DISCUSSION

This study has documented in a small pilot sample the occurrence of symptoms consistent with asthma and of airway responsiveness to methacholine among a sample population of children aged eight to 10 years. The group of 229 children undertaking all investigations was representative of the full cluster sample selected. The estimated prevalences of both physician-diagnosed asthma (9.0%) and of wheezing symptoms suggesting asthma (25.5%) reported by parents were similar to those in children of the same age in Australia and New Zealand, and higher than those reported in the United Kingdom and the United States. The study has also shown the prevalence of airway hyperresponsiveness to methacholine (defined as PC20 ^8 mg/mL) to be of the same order of magnitude in Canadian children as in New Zealand and Australian children, although the methods used to determine responsiveness were not identical. This study suggests that PC20 ^8 mg/mL is a reasonable cut-point for determining airway hyperresponsiveness in children, because the optimum balance of sensitivity and specificity for the test with respect to diagnosed asthma and recurrent wheezing was provided, on all analyses, by a PC20 cut-point between 4 and 8 mg/mL.

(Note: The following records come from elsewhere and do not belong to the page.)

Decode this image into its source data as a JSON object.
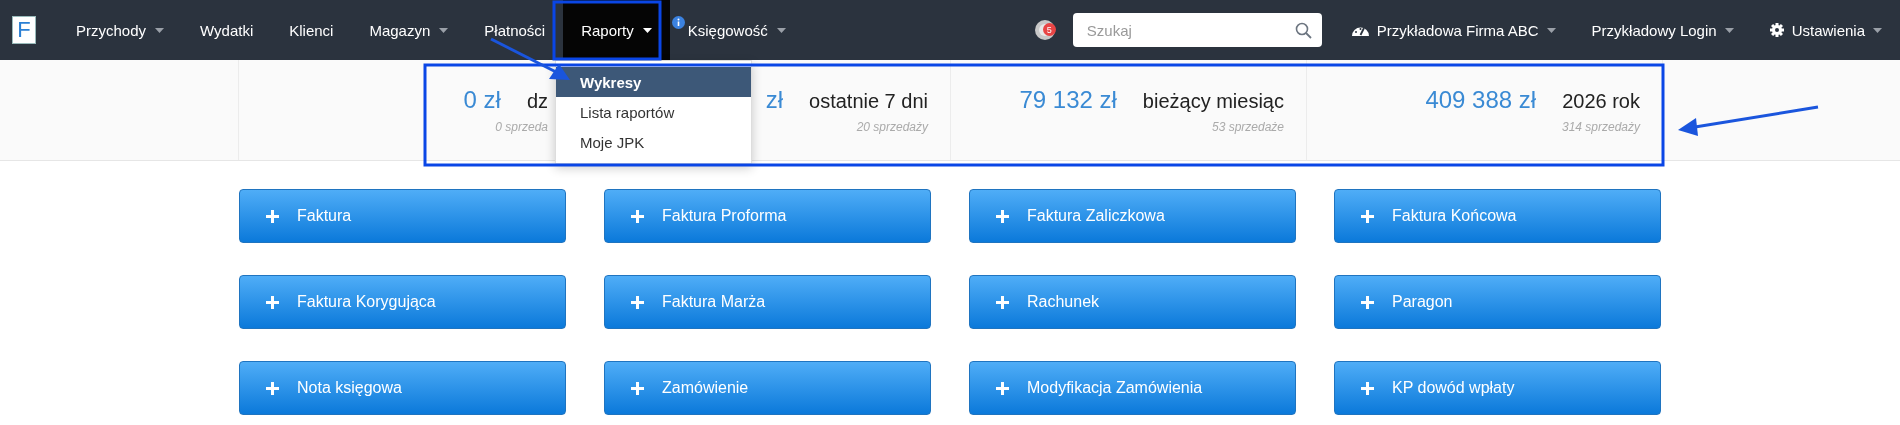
{
  "navbar": {
    "logo": "F",
    "items": [
      {
        "label": "Przychody",
        "dropdown": true,
        "selected": false,
        "info": false
      },
      {
        "label": "Wydatki",
        "dropdown": false,
        "selected": false,
        "info": false
      },
      {
        "label": "Klienci",
        "dropdown": false,
        "selected": false,
        "info": false
      },
      {
        "label": "Magazyn",
        "dropdown": true,
        "selected": false,
        "info": false
      },
      {
        "label": "Płatności",
        "dropdown": false,
        "selected": false,
        "info": false
      },
      {
        "label": "Raporty",
        "dropdown": true,
        "selected": true,
        "info": false
      },
      {
        "label": "Księgowość",
        "dropdown": true,
        "selected": false,
        "info": true
      }
    ],
    "notifications": {
      "count": "5"
    },
    "search": {
      "placeholder": "Szukaj"
    },
    "right_items": [
      {
        "label": "Przykładowa Firma ABC",
        "kind": "company"
      },
      {
        "label": "Przykładowy Login",
        "kind": "user"
      },
      {
        "label": "Ustawienia",
        "kind": "settings"
      }
    ]
  },
  "dropdown": {
    "items": [
      {
        "label": "Wykresy",
        "selected": true
      },
      {
        "label": "Lista raportów",
        "selected": false
      },
      {
        "label": "Moje JPK",
        "selected": false
      }
    ]
  },
  "stats": [
    {
      "value": "0 zł",
      "label": "dz",
      "sales": "0 sprzeda"
    },
    {
      "value": "zł",
      "label": "ostatnie 7 dni",
      "sales": "20 sprzedaży"
    },
    {
      "value": "79 132 zł",
      "label": "bieżący miesiąc",
      "sales": "53 sprzedaże"
    },
    {
      "value": "409 388 zł",
      "label": "2026 rok",
      "sales": "314 sprzedaży"
    }
  ],
  "actions": [
    "Faktura",
    "Faktura Proforma",
    "Faktura Zaliczkowa",
    "Faktura Końcowa",
    "Faktura Korygująca",
    "Faktura Marża",
    "Rachunek",
    "Paragon",
    "Nota księgowa",
    "Zamówienie",
    "Modyfikacja Zamówienia",
    "KP dowód wpłaty"
  ]
}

While there was a strong relationship between wheezing symptoms and airway hyperresponsiveness, the sensitivity and specificity of inhalation challenge in relation to the history of wheezing indicated either that methacholine challenge cannot be employed uncritically for the detection of ‘asthma’ in epidemiological studies, or that wheezing is not specific for asthma. A history of recurrent wheezing in childhood, in the absence of other illness, has been considered to suggest strongly a diagnosis of asthma, whether or not the methacholine challenge test performed on a single occasion shows an arbitrary level of responsiveness defined as ‘hyperresponsiveness’. In this and other studies, the question arises as to the meaning of false negative and false positive challenge tests and whether in fact such results are ‘false’. Clearly this depends on what is used as the gold standard for the diagnosis of asthma. We all need a reliable source of high quality medications and you have a chance to make all your health troubles go away: just Buy Xopenex Online and see for yourself that online shopping is all it’s cracked up to be.

A physician diagnosis of asthma reported by either parent or child related strongly with the degree of airway hyperresponsiveness usually considered diagnostic for asthma, confirming that methacholine hyperresponsiveness is associated with more obvious asthma. Children sometimes provided a history of wheezing or coughing not reported by the parent, which could account for some of the instances of increased airway responsiveness found in children whose parents reported them to be asymptomatic. However, including these milder symptoms reported only by the child did not add to the sensitivity and specificity of the methacholine test as shown by the ROC results. This has implications for epidemiological studies in which questionnaires are administered to children, in that children may report a higher prevalence of more minor symptoms not related to increased or persistent airway responsiveness than would their parents. Among 37 children with airway hyperresponsiveness whose parents did not report any symptoms, 14 (38%) children themselves reported recurrent wheezing or coughing, suggesting that these more minor symptoms may be associated with increased responsiveness. On the other hand, 26 (29%) of 89 normally responsive children with negative parental questionnaires also reported some respiratory symptoms. These proportions (of only children reporting respiratory symptoms among hyperresponsive and normally responsive children) are not significantly different.